Without additional emergency pandemic funding, the upcoming legislative session in Indiana will be critical, especially for schools.
Lawmakers will write the state's next two-year budget, with an expected loss of revenue because of the COVID-19 pandemic. School financial managers say they don't expect increases for education funding in the state's next budget, because of the pandemic's impact.
But Westfield-Washington Schools' CFO Brian Tomamichel said even a funding freeze would help.
"If we can see a freeze in education funding, honestly at this point – I've talked to people and I'm like 'I think that's a win this year,'" he said.
Tomamichel said federal emergency funding sent directly to schools didn't help some as much as others – some schools received millions, while others received thousands or less.
The shortage of funding is forcing some schools to dip into their reserves to support essential things like additional pay for teachers navigating an increased workload and hours, purchasing sanitizing sprays and PPE, and buying technology to support students learning remotely.
A majority of Hoosier manufacturing companies surveyed this year said the effects of the pandemic on their business have been serious – but they expect to ride it out.

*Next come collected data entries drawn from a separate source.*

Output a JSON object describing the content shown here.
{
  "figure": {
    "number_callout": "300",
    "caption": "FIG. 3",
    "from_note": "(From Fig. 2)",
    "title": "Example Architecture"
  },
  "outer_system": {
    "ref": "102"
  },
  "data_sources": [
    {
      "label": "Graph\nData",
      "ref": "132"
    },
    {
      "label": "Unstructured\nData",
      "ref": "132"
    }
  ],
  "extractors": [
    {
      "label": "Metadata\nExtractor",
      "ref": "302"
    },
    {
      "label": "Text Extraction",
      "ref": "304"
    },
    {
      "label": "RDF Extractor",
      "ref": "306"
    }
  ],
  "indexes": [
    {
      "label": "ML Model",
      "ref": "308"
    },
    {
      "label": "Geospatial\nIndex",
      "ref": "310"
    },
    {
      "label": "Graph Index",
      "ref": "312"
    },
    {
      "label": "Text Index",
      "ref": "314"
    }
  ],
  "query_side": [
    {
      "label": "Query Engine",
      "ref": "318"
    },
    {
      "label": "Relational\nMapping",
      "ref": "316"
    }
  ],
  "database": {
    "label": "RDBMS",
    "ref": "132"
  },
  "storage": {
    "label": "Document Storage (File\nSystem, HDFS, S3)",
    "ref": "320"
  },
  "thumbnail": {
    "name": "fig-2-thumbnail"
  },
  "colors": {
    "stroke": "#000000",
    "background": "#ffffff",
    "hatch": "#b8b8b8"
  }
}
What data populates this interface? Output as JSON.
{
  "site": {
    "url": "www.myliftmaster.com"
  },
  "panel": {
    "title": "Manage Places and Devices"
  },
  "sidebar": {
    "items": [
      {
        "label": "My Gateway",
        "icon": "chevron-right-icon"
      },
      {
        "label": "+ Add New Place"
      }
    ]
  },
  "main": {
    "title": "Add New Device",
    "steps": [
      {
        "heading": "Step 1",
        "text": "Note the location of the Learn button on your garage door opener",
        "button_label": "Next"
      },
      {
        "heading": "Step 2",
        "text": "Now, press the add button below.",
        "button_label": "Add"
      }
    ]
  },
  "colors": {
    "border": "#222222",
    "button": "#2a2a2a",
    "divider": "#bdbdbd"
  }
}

This year’s Indiana Manufacturing Survey shows how companies are adapting to survive through COVID-19, including more investment in automation.
The pandemic has highlighted top issues from past surveys including workforce shortages and automation.
Forty-four percent of respondents said the Paycheck Protection Program and other CARES Act federal aid helped their companies.
Katz, Sapper & Miller partner and survey co-author Jason Patch said businesses were able to keep people employed and on payroll with the federal loans, making it a win-win for workers and employers.
“Because if some of these companies were forced to let people go because they didn’t have the money, sometimes getting those people back as things ramped back up are very difficult,” said Patch.